You don’t have to be pro-Russian or pro-Putin (two different things!) to be critical of the current US and NATO policy. When Germany was cautious about reacting to Russian military deployment on Ukrainian border, Americans started calling its important NATO partner as unreliable. Europe may have different perspective on what is going on and how to resolve the crisis. In an equal partnership everyone has the right to speak and and common policy is developed through consensus rather than by one partner dictating to others what to do. Russian government did a lot of wrong things, by fueling a civil war in a neighboring state and covering up war criminals that have shot a civil airplane. It does not mean they are going to go to war that will not help them to achieve anything meaningful.
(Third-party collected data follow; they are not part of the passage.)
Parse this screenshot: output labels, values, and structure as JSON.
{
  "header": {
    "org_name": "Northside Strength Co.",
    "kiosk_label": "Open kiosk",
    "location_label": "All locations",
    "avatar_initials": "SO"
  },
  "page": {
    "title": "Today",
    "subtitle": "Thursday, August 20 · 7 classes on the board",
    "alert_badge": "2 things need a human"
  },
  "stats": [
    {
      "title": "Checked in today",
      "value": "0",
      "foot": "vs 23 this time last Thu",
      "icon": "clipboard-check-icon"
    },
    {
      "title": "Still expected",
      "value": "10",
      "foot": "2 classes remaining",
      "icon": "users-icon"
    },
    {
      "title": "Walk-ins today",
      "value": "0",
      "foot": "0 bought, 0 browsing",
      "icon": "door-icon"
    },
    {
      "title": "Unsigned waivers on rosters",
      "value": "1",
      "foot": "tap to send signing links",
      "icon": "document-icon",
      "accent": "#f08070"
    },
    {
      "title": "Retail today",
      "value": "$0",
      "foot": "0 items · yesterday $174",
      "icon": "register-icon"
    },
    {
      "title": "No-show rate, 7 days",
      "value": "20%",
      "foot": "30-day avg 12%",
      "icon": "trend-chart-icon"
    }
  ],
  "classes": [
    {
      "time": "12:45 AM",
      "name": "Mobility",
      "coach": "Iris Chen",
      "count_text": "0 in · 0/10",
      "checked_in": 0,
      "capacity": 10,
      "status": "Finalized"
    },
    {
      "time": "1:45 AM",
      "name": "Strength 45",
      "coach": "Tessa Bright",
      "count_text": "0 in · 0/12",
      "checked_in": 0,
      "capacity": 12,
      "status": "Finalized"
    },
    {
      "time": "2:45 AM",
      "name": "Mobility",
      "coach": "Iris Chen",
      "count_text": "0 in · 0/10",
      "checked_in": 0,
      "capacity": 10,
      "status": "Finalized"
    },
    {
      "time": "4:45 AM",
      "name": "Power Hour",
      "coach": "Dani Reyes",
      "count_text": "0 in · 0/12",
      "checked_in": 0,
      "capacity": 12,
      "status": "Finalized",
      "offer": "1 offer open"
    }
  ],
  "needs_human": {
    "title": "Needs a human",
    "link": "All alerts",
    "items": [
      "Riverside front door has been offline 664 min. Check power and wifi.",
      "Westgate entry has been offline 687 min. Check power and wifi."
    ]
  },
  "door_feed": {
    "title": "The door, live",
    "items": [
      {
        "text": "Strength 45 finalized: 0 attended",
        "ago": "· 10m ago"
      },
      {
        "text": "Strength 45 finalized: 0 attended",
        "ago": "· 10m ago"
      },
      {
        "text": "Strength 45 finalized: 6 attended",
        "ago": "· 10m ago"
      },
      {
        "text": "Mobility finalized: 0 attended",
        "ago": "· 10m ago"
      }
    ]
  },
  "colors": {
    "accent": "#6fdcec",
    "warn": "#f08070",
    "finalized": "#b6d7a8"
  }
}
Also, it is a fallacy to assume that anyone calling US government statements a warmongering and wrongdoing is repeating pro-Russian propaganda (after all, those statements are simply opinions and interpretations - current administration never presented Russian invasion as a matter of fact). The very same facts presented by US intelligence can be interpreted in different ways, and even Ukrainian government sees them differently than United States. The US interpretation is doing more harm than good: stocks are falling, flights are being cancelled and brain drain from Ukraine is accelerating. Should we blindly trust them or at least try to do some homework to verify their claims and approaches?